2016-2017 Annual Report

General Music Instruction and Curriculum
Students received 33–45 general music classes during the school year. On each grade level, music teachers incorporated a variety of age-appropriate methods to engage students in participatory learning of musical and cognitive skills. Lessons included singing and playing instruments, such as: xylophones, hand percussion, and recorders in grades K–5 and guitars in grades 6–8. Middle school-level instruction also incorporated music technology.

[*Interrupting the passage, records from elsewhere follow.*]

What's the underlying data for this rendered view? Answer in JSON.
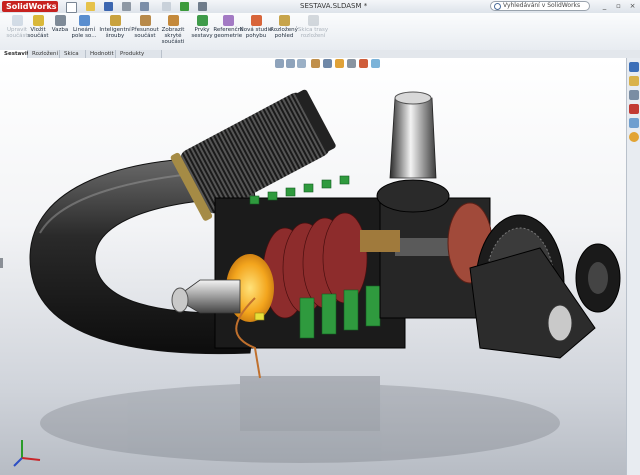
{
  "app": {
    "logo_text": "SolidWorks",
    "document_title": "SESTAVA.SLDASM *",
    "search_placeholder": "Vyhledávání v SolidWorks",
    "colors": {
      "brand": "#c7221f",
      "ribbon_bg": "#eef1f5",
      "viewport_top": "#ffffff",
      "viewport_bottom": "#b7bcc4"
    }
  },
  "quick_access": [
    "new-icon",
    "open-icon",
    "save-icon",
    "print-icon",
    "undo-icon",
    "select-icon",
    "rebuild-icon",
    "options-icon"
  ],
  "ribbon": {
    "buttons": [
      {
        "label": "Upravit součást",
        "icon": "edit-part-icon",
        "enabled": false
      },
      {
        "label": "Vložit součást",
        "icon": "insert-component-icon",
        "enabled": true
      },
      {
        "label": "Vazba",
        "icon": "mate-icon",
        "enabled": true
      },
      {
        "label": "Lineární pole so...",
        "icon": "linear-pattern-icon",
        "enabled": true
      },
      {
        "label": "Inteligentní šrouby",
        "icon": "smart-fasteners-icon",
        "enabled": true
      },
      {
        "label": "Přesunout součást",
        "icon": "move-component-icon",
        "enabled": true
      },
      {
        "label": "Zobrazit skryté součásti",
        "icon": "show-hidden-icon",
        "enabled": true
      },
      {
        "label": "Prvky sestavy",
        "icon": "assembly-features-icon",
        "enabled": true
      },
      {
        "label": "Referenční geometrie",
        "icon": "reference-geometry-icon",
        "enabled": true
      },
      {
        "label": "Nová studie pohybu",
        "icon": "motion-study-icon",
        "enabled": true
      },
      {
        "label": "Rozložený pohled",
        "icon": "exploded-view-icon",
        "enabled": true
      },
      {
        "label": "Skica trasy rozložení",
        "icon": "explode-line-sketch-icon",
        "enabled": false
      }
    ]
  },
  "tabs": [
    {
      "label": "Sestavit",
      "active": true
    },
    {
      "label": "Rozložení",
      "active": false
    },
    {
      "label": "Skica",
      "active": false
    },
    {
      "label": "Hodnotit",
      "active": false
    },
    {
      "label": "Produkty Office",
      "active": false
    }
  ],
  "heads_up_toolbar": [
    "zoom-to-fit-icon",
    "zoom-area-icon",
    "previous-view-icon",
    "section-view-icon",
    "view-orientation-icon",
    "display-style-icon",
    "hide-show-icon",
    "edit-appearance-icon",
    "scene-icon"
  ],
  "task_pane": [
    "resources-icon",
    "design-library-icon",
    "file-explorer-icon",
    "search-results-icon",
    "view-palette-icon",
    "appearances-icon"
  ],
  "model": {
    "description_icon": "supercharger-assembly-icon"
  }
}
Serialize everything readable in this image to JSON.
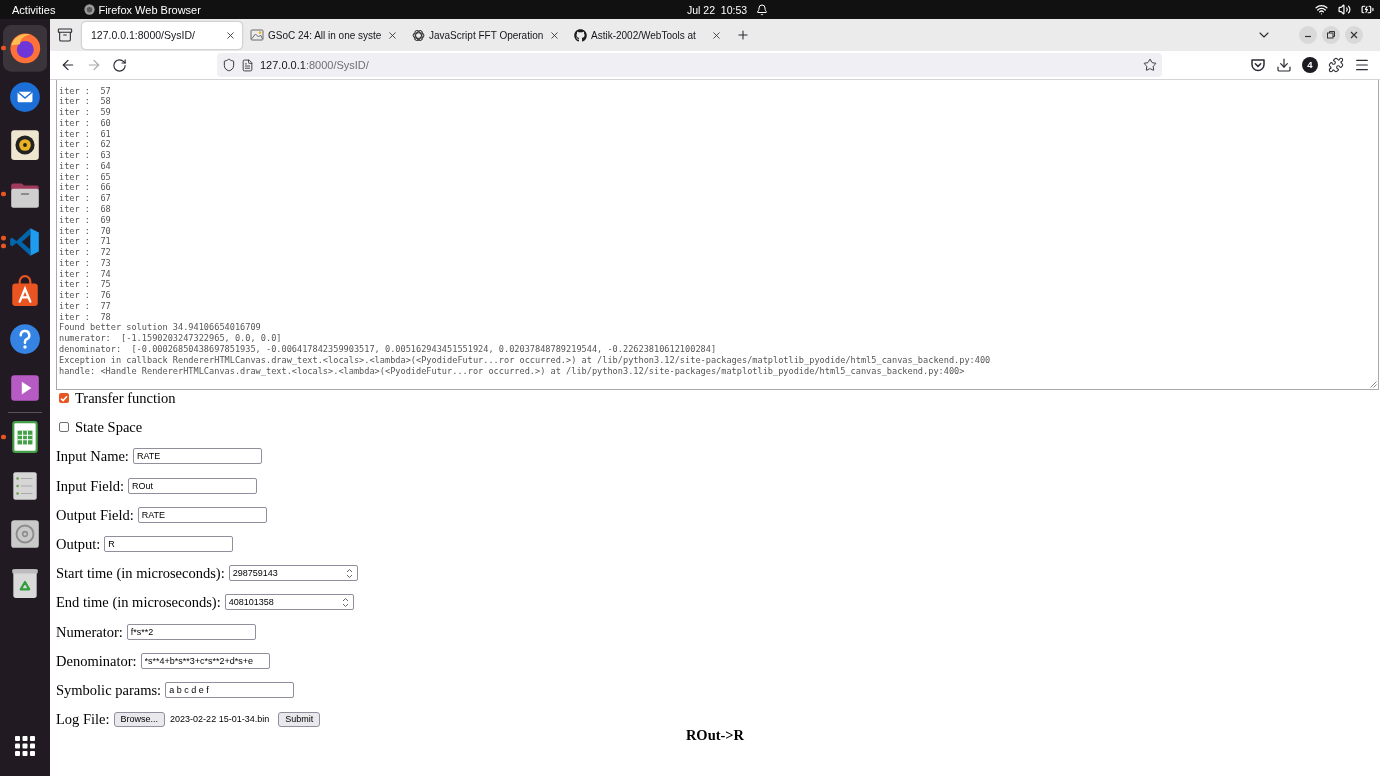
{
  "top_bar": {
    "activities": "Activities",
    "app_menu": "Firefox Web Browser",
    "clock": "Jul 22  10:53"
  },
  "dock": {
    "favorites": [
      {
        "kind": "browser",
        "running": true,
        "multiple_windows": false,
        "selected": true
      },
      {
        "kind": "mail",
        "running": false,
        "multiple_windows": false,
        "selected": false
      },
      {
        "kind": "music",
        "running": false,
        "multiple_windows": false,
        "selected": false
      },
      {
        "kind": "files",
        "running": true,
        "multiple_windows": false,
        "selected": false
      },
      {
        "kind": "code",
        "running": true,
        "multiple_windows": true,
        "selected": false
      },
      {
        "kind": "store",
        "running": false,
        "multiple_windows": false,
        "selected": false
      },
      {
        "kind": "help",
        "running": false,
        "multiple_windows": false,
        "selected": false
      },
      {
        "kind": "videos",
        "running": false,
        "multiple_windows": false,
        "selected": false
      }
    ],
    "others": [
      {
        "kind": "spreadsheet",
        "running": true,
        "multiple_windows": false,
        "selected": false
      },
      {
        "kind": "drive",
        "running": false,
        "multiple_windows": false,
        "selected": false
      },
      {
        "kind": "disc",
        "running": false,
        "multiple_windows": false,
        "selected": false
      },
      {
        "kind": "trash",
        "running": false,
        "multiple_windows": false,
        "selected": false
      }
    ]
  },
  "tabs": [
    {
      "kind": "blank",
      "title": "127.0.0.1:8000/SysID/",
      "selected": true
    },
    {
      "kind": "picture",
      "title": "GSoC 24: All in one syste",
      "selected": false
    },
    {
      "kind": "knot",
      "title": "JavaScript FFT Operation",
      "selected": false
    },
    {
      "kind": "cat",
      "title": "Astik-2002/WebTools at",
      "selected": false
    }
  ],
  "nav": {
    "back": {
      "disabled": false
    },
    "forward": {
      "disabled": true
    },
    "url_host": "127.0.0.1",
    "url_path": ":8000/SysID/",
    "extensions_count": "4"
  },
  "log": {
    "lines": [
      "iter :  57",
      "iter :  58",
      "iter :  59",
      "iter :  60",
      "iter :  61",
      "iter :  62",
      "iter :  63",
      "iter :  64",
      "iter :  65",
      "iter :  66",
      "iter :  67",
      "iter :  68",
      "iter :  69",
      "iter :  70",
      "iter :  71",
      "iter :  72",
      "iter :  73",
      "iter :  74",
      "iter :  75",
      "iter :  76",
      "iter :  77",
      "iter :  78",
      "Found better solution 34.94106654016709",
      "numerator:  [-1.1590203247322965, 0.0, 0.0]",
      "denominator:  [-0.00026850438697851935, -0.006417842359903517, 0.005162943451551924, 0.02037848789219544, -0.22623810612100284]",
      "Exception in callback RendererHTMLCanvas.draw_text.<locals>.<lambda>(<PyodideFutur...ror occurred.>) at /lib/python3.12/site-packages/matplotlib_pyodide/html5_canvas_backend.py:400",
      "handle: <Handle RendererHTMLCanvas.draw_text.<locals>.<lambda>(<PyodideFutur...ror occurred.>) at /lib/python3.12/site-packages/matplotlib_pyodide/html5_canvas_backend.py:400>"
    ]
  },
  "form": {
    "checkboxes": [
      {
        "label": "Transfer function",
        "checked": true
      },
      {
        "label": "State Space",
        "checked": false
      }
    ],
    "fields": [
      {
        "label": "Input Name:",
        "value": "RATE",
        "kind": "text"
      },
      {
        "label": "Input Field:",
        "value": "ROut",
        "kind": "text"
      },
      {
        "label": "Output Field:",
        "value": "RATE",
        "kind": "text"
      },
      {
        "label": "Output:",
        "value": "R",
        "kind": "text"
      },
      {
        "label": "Start time (in microseconds):",
        "value": "298759143",
        "kind": "number"
      },
      {
        "label": "End time (in microseconds):",
        "value": "408101358",
        "kind": "number"
      },
      {
        "label": "Numerator:",
        "value": "f*s**2",
        "kind": "text"
      },
      {
        "label": "Denominator:",
        "value": "*s**4+b*s**3+c*s**2+d*s+e",
        "kind": "text"
      },
      {
        "label": "Symbolic params:",
        "value": "a b c d e f",
        "kind": "text"
      }
    ],
    "file": {
      "label": "Log File:",
      "button": "Browse...",
      "filename": "2023-02-22 15-01-34.bin"
    },
    "submit": "Submit"
  },
  "result_title": "ROut->R"
}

Instruction continued to follow ETM’s grade-level music curriculum, which was addressed throughout ETM’s music teacher training. Music teachers assessed students via performances, quizzes, portfolios, and homework. Beyond teaching students musical skills and knowledge, music teachers used music to support learning in other areas. One teacher shared, “I used Peter and the Wolf during a unit with my second grade students, where we explored the process of creating and expressing a fictional narrative. It was a highly interactive lesson where music, English Language Arts, and social sciences all intersected in the music classroom.” Other teachers reported supporting lessons including American history, geography, fractions and division, and the life cycles of plants and seasons.

Partner schools hosted winter concerts in December and January and spring concerts took place in April, May, and June. Every partner school student performed in these school-wide concerts, which allowed them to showcase their new skills and accomplishments to peers, parents, local government representatives, and their wider school communities.

Elective Ensembles
Elective choral programs were offered at 30 partner schools, through rehearsals held at least once a week before, during, or after school. Over 900 students participated in a choral program, improving listening skills, learning stage presence, and developing their voices. Choirs performed in school-wide concerts and special performances, such as ETM’s annual gala.

Instrumental programs expanded to eight string orchestras and 18 bands engaging nearly 1,400 students in grades 4-8 in more advanced instrumental instruction and performance. Interested students attended two to three full ensemble rehearsals per week in addition to weekly group lessons. Each student rented or borrowed an instrument, with ETM providing financial aid so that all interested students could participate. Band and string orchestra students deepened their musical proficiency and developed discipline, concentration, and cooperation skills. Most ensemble students made debut performances at “Breakfast with the Band/Orchestra” events in January, February, and March, and some advanced ensembles performed at community events.

In June, band, orchestra and choral ensembles participated in the annual “ETM Festival” at Lehman College’s Center for Performing Arts.

ETM’s ensemble programs continued to be popular among principals, students, and parents. Principals have reported positive correlation between ensemble participation and higher school attendance. Many teachers and principals have reported positive behavioral changes among students. For example, at P.S. 91 in the Bronx, one student struggled with socializing at school until he joined the school’s orchestra. Huey often misinterpreted his classmates’ actions and started fights. Then he started playing the cello in the school’s orchestra, which helped him learn how to understand social cues and make friends. His music teacher shared, “Succeeding at the cello has given him confidence and greatly boosted his self-esteem.” Music is providing Huey with a constructive outlet for his emotions.

Additional Opportunities
Several schools created small after-school groups such as chamber orchestra, jazz band, drama club, and percussion-specific ensembles focusing on Boomwhackers and world drumming.

Groups of partner school students performed at special events around their communities, which helped schools increase their visibility and engage more deeply with parents and community members. For instance, sixth-graders from St. Ann’s School in East Harlem wrote an original song, “Soar,” under the guidance of singer-songwriter Anne Buckle and in collaboration with the Country Music Hall of Fame. The band at P.S. 76 in the Bronx performed in the Bronx Week Parade for the seventh year in a row. Multi-platinum singer Josh Groban visited and sang with choir students at P.S. 91 in the Bronx, Grammy Award-winning violinist Joshua Bell visited and played with the school’s orchestra, and Bell and string trio Time For Three performed with Co-op City middle school M.S. 180’s orchestra students at ETM’s annual Gala. These opportunities inspire ETM students to take their musicianship seriously.